The team ran a large number of simulations to predict how strongly the drug saquinavir would bind to three resistant mutants of HIV-1 protease and its original strain-or "wild-type" protease (one of the proteins produced by the virus to propagate itself). Saquinavir is a known inhibitor of HIV-1 protease as it blocks the maturation step of the HIV life cycle.

Several drugs have the ability to inhibit HIV-1 protease but doctors currently have no direct way of matching the right drug to the right strain, as the virus rapidly mutates in each patient to create a unique version. Even though doctors do have the ability to obtain a patient's protein sequences through methods such as genotypic assays, in the end, they are still forced to prescribe a "cocktail" containing a variety of drugs, choosing their ingredients by making use of historical data and various rules of thumb obtained from past experience. They then typically work through something of a trial-and-error process to see which drug works best, by analyzing the patient's immune response.

An artist's rendition of blood cells-one of the bodily fluids involved in speading the virus that causes AIDS. Image copyright of Jusben and MorgueFile. Used with permission.

What grids could do

A long-held goal of physicians is to replace this "shotgun" strategy with individualized, patient specific treatments custom-tailored to each person's unique genotype.

Professor Peter Coveney said: "This study represents a first step towards the ultimate goal of 'on-demand' medical computing, where doctors could one day 'borrow' supercomputing time from the national grid to make critical decisions on life-saving treatments."

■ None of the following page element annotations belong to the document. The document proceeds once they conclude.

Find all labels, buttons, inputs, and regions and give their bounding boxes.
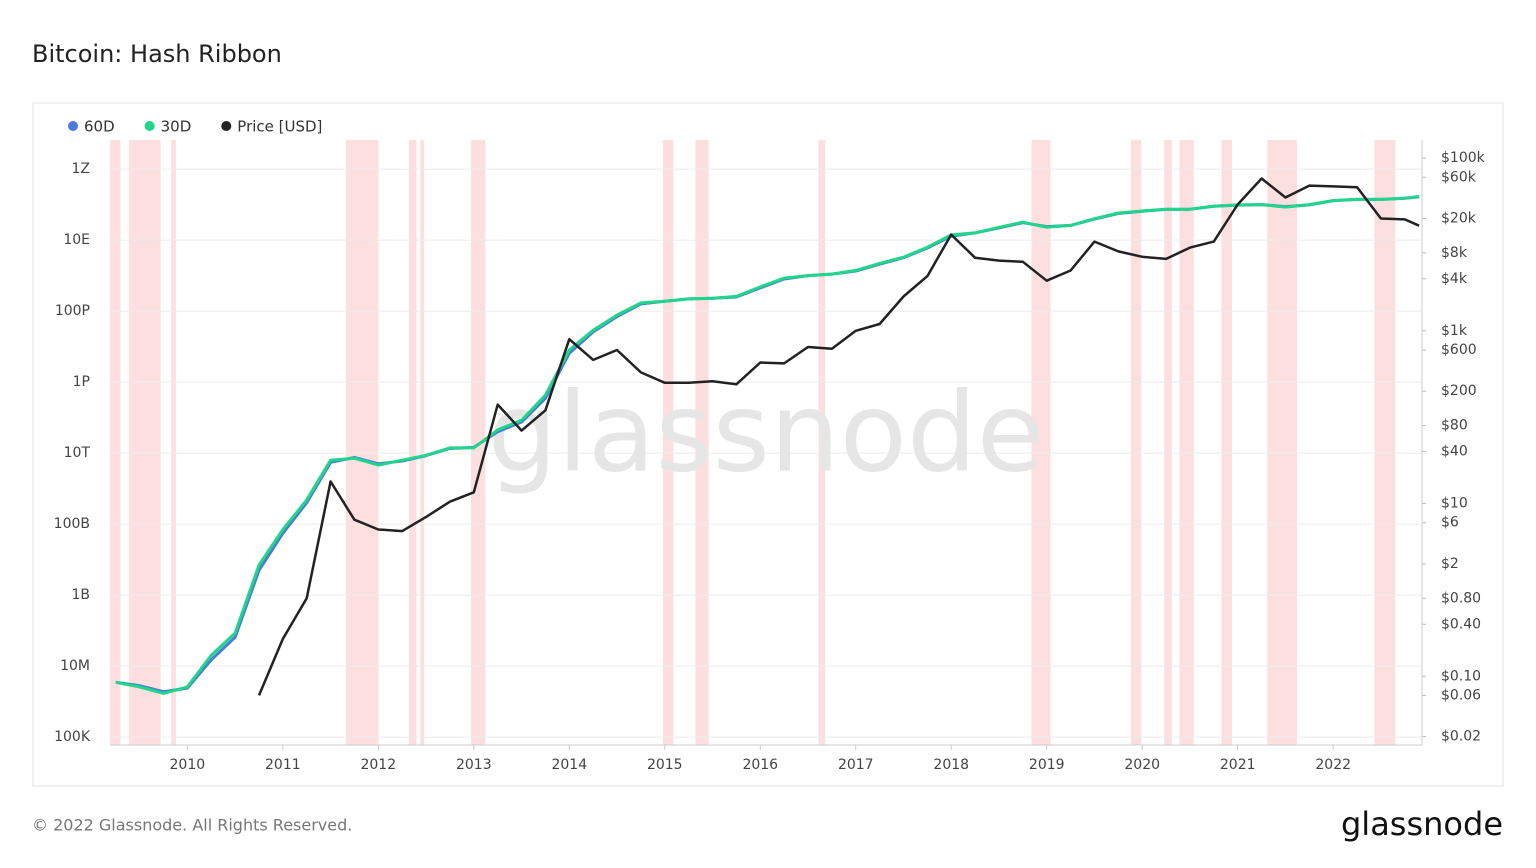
y2-tick-label: $4k bbox=[1441, 271, 1468, 287]
capitulation-band bbox=[470, 140, 486, 745]
y2-tick-label: $200 bbox=[1441, 383, 1477, 399]
capitulation-band bbox=[345, 140, 379, 745]
y2-tick-label: $40 bbox=[1441, 444, 1468, 460]
y-tick-label: 10M bbox=[60, 658, 90, 674]
capitulation-band bbox=[818, 140, 826, 745]
capitulation-band bbox=[695, 140, 709, 745]
logo: glassnode bbox=[1341, 805, 1503, 843]
capitulation-band bbox=[1164, 140, 1172, 745]
y-tick-label: 1Z bbox=[72, 161, 91, 177]
legend-label: Price [USD] bbox=[237, 118, 322, 136]
y2-tick-label: $0.40 bbox=[1441, 616, 1481, 632]
capitulation-band bbox=[1221, 140, 1232, 745]
x-tick-label: 2016 bbox=[742, 757, 778, 773]
watermark: glassnode bbox=[488, 368, 1045, 496]
series-line bbox=[257, 177, 1420, 696]
legend-marker bbox=[221, 121, 232, 131]
capitulation-band bbox=[420, 140, 425, 745]
y2-tick-label: $0.10 bbox=[1441, 668, 1481, 684]
x-tick-label: 2019 bbox=[1029, 757, 1065, 773]
chart-frame bbox=[32, 102, 1504, 787]
copyright: © 2022 Glassnode. All Rights Reserved. bbox=[32, 816, 352, 835]
x-tick-label: 2022 bbox=[1315, 757, 1351, 773]
legend-marker bbox=[68, 121, 78, 131]
capitulation-band bbox=[1130, 140, 1142, 745]
x-tick-label: 2014 bbox=[551, 757, 587, 773]
y2-tick-label: $80 bbox=[1441, 418, 1468, 434]
x-tick-label: 2020 bbox=[1124, 757, 1160, 773]
y-tick-label: 10E bbox=[63, 232, 90, 248]
capitulation-band bbox=[1031, 140, 1051, 745]
y2-tick-label: $100k bbox=[1441, 150, 1486, 166]
y-tick-label: 100B bbox=[54, 516, 90, 532]
x-tick-label: 2011 bbox=[265, 757, 301, 773]
y-tick-label: 100K bbox=[54, 729, 91, 745]
capitulation-band bbox=[1179, 140, 1194, 745]
y2-tick-label: $10 bbox=[1441, 496, 1468, 512]
x-tick-label: 2017 bbox=[838, 757, 874, 773]
y2-tick-label: $1k bbox=[1441, 323, 1468, 339]
capitulation-band bbox=[662, 140, 674, 745]
x-tick-label: 2010 bbox=[170, 757, 206, 773]
capitulation-band bbox=[1374, 140, 1396, 745]
x-tick-label: 2015 bbox=[647, 757, 683, 773]
y-tick-label: 1B bbox=[71, 587, 90, 603]
y2-tick-label: $600 bbox=[1441, 342, 1477, 358]
y2-tick-label: $0.02 bbox=[1441, 729, 1481, 745]
capitulation-band bbox=[171, 140, 176, 745]
x-tick-label: 2012 bbox=[360, 757, 396, 773]
capitulation-band bbox=[1267, 140, 1297, 745]
x-tick-label: 2013 bbox=[456, 757, 492, 773]
y2-tick-label: $60k bbox=[1441, 169, 1477, 185]
y2-tick-label: $2 bbox=[1441, 556, 1459, 572]
legend-label: 60D bbox=[84, 118, 115, 136]
y2-tick-label: $20k bbox=[1441, 210, 1477, 226]
y-tick-label: 1P bbox=[73, 374, 90, 390]
chart-title: Bitcoin: Hash Ribbon bbox=[32, 40, 282, 68]
x-tick-label: 2018 bbox=[933, 757, 969, 773]
x-tick-label: 2021 bbox=[1220, 757, 1256, 773]
y2-tick-label: $6 bbox=[1441, 515, 1459, 531]
y2-tick-label: $0.06 bbox=[1441, 687, 1481, 703]
series-line bbox=[115, 194, 1420, 695]
capitulation-band bbox=[110, 140, 121, 745]
legend-label: 30D bbox=[161, 118, 192, 136]
y2-tick-label: $8k bbox=[1441, 245, 1468, 261]
y-tick-label: 10T bbox=[64, 445, 91, 461]
y2-tick-label: $0.80 bbox=[1441, 590, 1481, 606]
capitulation-band bbox=[408, 140, 417, 745]
capitulation-band bbox=[129, 140, 161, 745]
legend-marker bbox=[144, 121, 155, 131]
y-tick-label: 100P bbox=[55, 303, 90, 319]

"For example, for an HIV patient, a doctor could perform an assay to establish the patient's genotype and then rank the available drugs' efficacy against that patient's profile based upon a rapid set of large-scale simulations, enabling the doctor to tailor the treatment accordingly."

Coveney admits that there are questions about the application, such as how many computing resources could be devoted to helping individual patients, and at what price. He said, "At present, such simulations-requiring a substantial amount of computing power-might prove costly for the (UK's) National Health Service, but technological advances and those in the economics of computing would bring costs down."